Here are a few highlights:

  • Video surveillance used to track activist leafleting. Fliers were left at Café Pergolesi in Santa Cruz that listed the names, addresses, and phone numbers of animal researchers. It included rhetoric like “animal abusers everywhere beware we know where you live we know where you work we will never back down until you end your abuse.” That kind of heated rhetoric has been used in the leaflets, posters, and chants of not just the animal rights movement, but every other social justice movement. It’s not pleasant, but it is protected First Amendment activity. FBI agent Shaffer says video surveillance was used to identify two activists who left the leaflets in the coffee shop.
  • Internet records used to track activists researching public information. FBI agent Shaffer says two of the defendants used “a public internet terminal to download and access the personal information for researchers at the University of California Santa Cruz.” The public information appeared on a flier titled “Murderers and torturers alive & well in Santa Cruz July 2008 edition.” The government obtained internet records from the university, tracked them to a Kinko’s, and then used video footage and business records from Kinko’s to identify activists using the internet for this information.
  • DNA testing used to match activists with bandanas allegedly worn at a protest. Agent Shaffer says “based on DNA comparisons, laboratory analysis confirmed that KHAJAVI’s DNA was on at least one bandana, and that a combination of POPE’s and STUMPO’s DNA was on another recovered bandana.” What’s striking is that the government says it doesn’t have the money to help states use DNA testing in death penalty cases—and exonerate innocent people on death row—but there is money for DNA testing of activists’ bandanas.

The only mention of actual criminal activity in the entire criminal complaint is when Shaffer describes an incident at a protest at the home of “Professor Number Eight.” The professor’s husband says he “heard loud banging on the glass pane on the door” and saw “the door handle being twisted back and forth.” He opened the door, yelled at activists, and struggled with someone, and then he says he was hit with a “dark, firm object.” He recorded a license plate number from a car at the protest and gave it to the police, and police linked the car to one of the defendants.
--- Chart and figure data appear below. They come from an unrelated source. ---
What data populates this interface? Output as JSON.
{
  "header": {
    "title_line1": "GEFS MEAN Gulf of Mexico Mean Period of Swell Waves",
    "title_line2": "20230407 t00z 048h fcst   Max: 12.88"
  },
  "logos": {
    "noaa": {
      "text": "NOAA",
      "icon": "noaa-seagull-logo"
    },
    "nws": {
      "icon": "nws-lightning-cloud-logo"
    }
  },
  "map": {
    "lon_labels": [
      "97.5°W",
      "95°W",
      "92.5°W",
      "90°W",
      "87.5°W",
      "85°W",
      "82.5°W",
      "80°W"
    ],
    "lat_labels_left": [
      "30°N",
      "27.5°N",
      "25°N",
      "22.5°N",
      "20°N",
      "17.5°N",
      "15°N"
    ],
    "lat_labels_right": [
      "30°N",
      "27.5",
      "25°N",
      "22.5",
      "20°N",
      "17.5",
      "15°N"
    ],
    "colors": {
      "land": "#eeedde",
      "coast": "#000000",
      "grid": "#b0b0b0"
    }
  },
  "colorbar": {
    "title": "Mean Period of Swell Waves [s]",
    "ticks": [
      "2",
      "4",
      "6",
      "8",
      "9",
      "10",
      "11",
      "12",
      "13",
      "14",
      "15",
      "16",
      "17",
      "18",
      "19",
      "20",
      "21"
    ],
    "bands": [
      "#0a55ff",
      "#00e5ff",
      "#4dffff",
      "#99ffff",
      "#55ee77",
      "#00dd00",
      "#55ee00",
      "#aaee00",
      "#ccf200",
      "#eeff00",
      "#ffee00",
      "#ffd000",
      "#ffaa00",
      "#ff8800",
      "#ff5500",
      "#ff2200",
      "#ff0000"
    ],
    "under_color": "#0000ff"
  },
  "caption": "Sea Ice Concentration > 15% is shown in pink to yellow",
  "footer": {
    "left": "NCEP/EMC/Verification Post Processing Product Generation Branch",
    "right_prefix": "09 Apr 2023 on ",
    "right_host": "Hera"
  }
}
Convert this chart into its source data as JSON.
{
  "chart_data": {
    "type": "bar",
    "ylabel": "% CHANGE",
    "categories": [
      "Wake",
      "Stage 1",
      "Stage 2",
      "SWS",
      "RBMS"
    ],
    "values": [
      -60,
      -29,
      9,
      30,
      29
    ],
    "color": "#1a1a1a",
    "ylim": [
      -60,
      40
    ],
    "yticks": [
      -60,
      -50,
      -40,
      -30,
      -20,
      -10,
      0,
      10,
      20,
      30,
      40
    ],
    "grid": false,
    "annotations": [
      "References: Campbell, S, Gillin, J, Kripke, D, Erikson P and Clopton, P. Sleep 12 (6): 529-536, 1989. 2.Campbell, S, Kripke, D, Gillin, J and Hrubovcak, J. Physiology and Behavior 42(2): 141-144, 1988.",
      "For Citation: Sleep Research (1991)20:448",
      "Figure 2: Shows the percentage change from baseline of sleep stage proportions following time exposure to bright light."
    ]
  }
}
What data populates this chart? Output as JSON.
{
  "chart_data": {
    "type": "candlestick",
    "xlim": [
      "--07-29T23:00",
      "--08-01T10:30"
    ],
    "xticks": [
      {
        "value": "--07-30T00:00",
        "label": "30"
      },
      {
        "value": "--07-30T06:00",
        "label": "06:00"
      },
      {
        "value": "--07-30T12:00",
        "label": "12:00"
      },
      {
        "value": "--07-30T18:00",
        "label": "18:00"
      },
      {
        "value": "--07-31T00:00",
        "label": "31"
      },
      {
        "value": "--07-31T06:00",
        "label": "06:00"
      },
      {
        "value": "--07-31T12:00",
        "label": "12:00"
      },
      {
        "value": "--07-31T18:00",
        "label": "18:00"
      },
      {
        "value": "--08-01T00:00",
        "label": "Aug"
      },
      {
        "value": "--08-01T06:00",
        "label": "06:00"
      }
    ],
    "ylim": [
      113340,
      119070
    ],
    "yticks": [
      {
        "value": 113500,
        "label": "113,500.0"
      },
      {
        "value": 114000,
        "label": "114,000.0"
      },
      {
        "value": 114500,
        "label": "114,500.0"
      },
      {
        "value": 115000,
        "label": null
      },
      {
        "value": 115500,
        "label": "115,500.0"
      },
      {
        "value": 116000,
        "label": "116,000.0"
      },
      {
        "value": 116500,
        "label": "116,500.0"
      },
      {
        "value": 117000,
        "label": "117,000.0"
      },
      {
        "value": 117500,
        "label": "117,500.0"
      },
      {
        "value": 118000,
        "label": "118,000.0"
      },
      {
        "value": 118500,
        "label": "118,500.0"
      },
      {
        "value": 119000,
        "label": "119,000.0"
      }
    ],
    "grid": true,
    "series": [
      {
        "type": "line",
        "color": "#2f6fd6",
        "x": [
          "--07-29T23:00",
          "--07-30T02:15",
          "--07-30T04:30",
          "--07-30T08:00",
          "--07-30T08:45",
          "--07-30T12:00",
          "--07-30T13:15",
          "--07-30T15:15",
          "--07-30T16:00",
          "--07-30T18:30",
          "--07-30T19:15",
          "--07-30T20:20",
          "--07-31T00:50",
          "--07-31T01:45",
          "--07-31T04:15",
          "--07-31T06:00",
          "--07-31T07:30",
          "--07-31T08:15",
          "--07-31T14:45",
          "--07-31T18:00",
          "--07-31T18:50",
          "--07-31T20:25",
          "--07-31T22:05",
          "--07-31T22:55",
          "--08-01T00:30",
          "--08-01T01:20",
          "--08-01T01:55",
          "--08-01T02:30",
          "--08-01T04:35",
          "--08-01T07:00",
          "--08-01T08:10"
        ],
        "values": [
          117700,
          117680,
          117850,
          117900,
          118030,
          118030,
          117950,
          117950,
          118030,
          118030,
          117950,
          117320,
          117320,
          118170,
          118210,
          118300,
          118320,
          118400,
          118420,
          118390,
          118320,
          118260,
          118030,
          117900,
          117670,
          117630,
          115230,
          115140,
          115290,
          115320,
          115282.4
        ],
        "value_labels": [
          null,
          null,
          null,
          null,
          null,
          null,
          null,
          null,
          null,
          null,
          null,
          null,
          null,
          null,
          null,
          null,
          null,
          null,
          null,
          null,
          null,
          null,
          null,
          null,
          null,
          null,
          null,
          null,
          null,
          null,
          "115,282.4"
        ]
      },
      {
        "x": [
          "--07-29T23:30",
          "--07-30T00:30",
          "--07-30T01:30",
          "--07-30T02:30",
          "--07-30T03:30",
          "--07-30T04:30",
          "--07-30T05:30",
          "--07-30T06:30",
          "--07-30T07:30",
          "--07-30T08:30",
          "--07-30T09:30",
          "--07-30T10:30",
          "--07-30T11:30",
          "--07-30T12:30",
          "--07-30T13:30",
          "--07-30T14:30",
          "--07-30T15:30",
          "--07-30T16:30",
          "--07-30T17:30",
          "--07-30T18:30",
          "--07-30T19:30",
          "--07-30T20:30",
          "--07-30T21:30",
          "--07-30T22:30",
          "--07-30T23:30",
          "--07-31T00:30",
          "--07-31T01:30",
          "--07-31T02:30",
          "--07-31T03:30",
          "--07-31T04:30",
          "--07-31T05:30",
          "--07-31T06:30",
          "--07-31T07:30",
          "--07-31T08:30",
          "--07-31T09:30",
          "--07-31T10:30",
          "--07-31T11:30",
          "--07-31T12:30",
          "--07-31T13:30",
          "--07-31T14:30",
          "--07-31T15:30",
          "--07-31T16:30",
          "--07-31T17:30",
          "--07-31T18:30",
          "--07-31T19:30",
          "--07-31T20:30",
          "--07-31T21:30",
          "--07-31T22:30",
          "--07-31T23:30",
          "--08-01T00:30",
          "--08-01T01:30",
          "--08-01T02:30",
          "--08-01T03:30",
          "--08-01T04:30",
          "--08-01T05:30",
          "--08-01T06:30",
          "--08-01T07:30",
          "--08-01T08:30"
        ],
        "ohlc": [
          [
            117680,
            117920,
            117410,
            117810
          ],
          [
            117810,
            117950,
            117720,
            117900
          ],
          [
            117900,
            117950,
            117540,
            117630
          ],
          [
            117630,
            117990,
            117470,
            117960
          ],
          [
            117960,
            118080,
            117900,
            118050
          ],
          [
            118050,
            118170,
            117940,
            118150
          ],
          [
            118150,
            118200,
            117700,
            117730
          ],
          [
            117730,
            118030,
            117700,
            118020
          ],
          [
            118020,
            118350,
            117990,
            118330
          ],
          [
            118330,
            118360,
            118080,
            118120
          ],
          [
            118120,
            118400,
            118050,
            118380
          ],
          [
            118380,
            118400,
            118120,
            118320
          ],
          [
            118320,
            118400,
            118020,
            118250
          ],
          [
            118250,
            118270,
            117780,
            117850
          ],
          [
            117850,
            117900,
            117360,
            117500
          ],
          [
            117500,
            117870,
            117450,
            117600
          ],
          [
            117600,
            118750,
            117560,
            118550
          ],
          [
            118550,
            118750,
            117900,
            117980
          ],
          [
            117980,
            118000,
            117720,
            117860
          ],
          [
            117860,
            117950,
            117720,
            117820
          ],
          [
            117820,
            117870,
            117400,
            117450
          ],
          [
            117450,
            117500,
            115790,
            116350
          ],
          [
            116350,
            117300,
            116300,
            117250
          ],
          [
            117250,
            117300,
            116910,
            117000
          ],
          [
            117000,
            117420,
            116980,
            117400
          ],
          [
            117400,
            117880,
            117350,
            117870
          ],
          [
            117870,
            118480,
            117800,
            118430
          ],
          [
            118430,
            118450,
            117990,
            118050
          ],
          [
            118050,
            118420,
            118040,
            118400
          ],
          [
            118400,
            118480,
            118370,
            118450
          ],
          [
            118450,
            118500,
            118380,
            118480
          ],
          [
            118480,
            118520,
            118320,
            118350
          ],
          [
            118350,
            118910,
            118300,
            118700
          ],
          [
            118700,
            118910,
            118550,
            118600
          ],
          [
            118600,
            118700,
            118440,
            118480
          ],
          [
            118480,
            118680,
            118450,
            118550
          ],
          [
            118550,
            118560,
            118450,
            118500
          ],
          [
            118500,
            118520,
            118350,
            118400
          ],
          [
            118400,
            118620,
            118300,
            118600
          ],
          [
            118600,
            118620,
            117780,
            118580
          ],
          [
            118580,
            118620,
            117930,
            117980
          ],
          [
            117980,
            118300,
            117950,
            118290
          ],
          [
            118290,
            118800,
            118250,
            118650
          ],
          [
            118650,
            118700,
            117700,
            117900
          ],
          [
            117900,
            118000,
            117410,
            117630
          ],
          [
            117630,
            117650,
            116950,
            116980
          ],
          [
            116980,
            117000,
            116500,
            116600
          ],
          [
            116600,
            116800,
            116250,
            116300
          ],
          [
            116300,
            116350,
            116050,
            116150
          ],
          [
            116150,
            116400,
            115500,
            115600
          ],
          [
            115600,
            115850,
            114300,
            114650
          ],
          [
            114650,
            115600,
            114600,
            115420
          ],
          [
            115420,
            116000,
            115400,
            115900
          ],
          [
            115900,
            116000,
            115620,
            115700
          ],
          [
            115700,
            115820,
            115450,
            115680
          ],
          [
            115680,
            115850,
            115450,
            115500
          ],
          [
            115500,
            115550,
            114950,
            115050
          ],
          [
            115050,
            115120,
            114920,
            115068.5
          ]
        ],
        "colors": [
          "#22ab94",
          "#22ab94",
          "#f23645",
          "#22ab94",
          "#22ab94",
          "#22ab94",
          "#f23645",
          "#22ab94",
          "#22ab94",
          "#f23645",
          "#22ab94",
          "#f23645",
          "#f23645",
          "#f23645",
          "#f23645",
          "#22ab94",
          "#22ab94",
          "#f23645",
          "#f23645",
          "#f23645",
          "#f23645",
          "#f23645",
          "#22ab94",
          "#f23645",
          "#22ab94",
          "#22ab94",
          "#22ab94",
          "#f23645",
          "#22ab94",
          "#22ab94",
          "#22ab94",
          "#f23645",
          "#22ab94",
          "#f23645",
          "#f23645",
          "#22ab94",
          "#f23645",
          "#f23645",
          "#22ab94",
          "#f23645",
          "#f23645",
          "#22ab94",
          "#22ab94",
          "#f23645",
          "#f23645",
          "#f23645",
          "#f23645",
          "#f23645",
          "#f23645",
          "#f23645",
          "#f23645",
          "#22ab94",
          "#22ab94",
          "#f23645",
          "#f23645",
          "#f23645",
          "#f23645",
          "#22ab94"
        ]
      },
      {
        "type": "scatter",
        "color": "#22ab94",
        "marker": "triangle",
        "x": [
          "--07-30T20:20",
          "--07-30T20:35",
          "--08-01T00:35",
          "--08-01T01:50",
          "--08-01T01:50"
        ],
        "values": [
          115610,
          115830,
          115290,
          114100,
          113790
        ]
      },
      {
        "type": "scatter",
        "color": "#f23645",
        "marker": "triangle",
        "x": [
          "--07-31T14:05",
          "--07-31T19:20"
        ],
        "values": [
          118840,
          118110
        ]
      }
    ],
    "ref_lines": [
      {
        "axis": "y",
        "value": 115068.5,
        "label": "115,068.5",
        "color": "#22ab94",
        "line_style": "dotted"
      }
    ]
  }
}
At the very worst—assuming we believe everything this researcher and the FBI are saying—that is obviously not First Amendment activity. But it’s critical to note that the FBI is not alleging that any of the defendants attempted a forced entry, or that any of the defendants struck this researcher. Read the complaint for yourself. The FBI argues that these activists were present at this protest, and that their presence makes them terrorists.

Let’s think about this guilt-by-association reasoning from another perspective. I was covering an antiwar protest a few years ago, and I was beaten by police while wearing my Congressional press credentials (a lawsuit was later settled out of court). I was attacked by a few cops, but there were many more at the protest. Let’s apply the same FBI logic to my personal experience: if DNA testing could link riot gear to cops who were at that protest, would the government hold all of them responsible for my attack?

Of course not. However, the Green Scare and the War on Terrorism thrive on double standards. A glaring example of the hypocrisy is on page four of this complaint. FBI agent Shaffer says activists chanted “murderer leave town, terrorist leave town” at a protest. Apparently, if the FBI calls activists “terrorists,” and if corporations call activists “terrorists,” and if politicians call activists “terrorists,” it’s just business as usual. But if animal rights activists turn the rhetoric on its head, and call a researcher a terrorist? It becomes evidence of “terrorism.”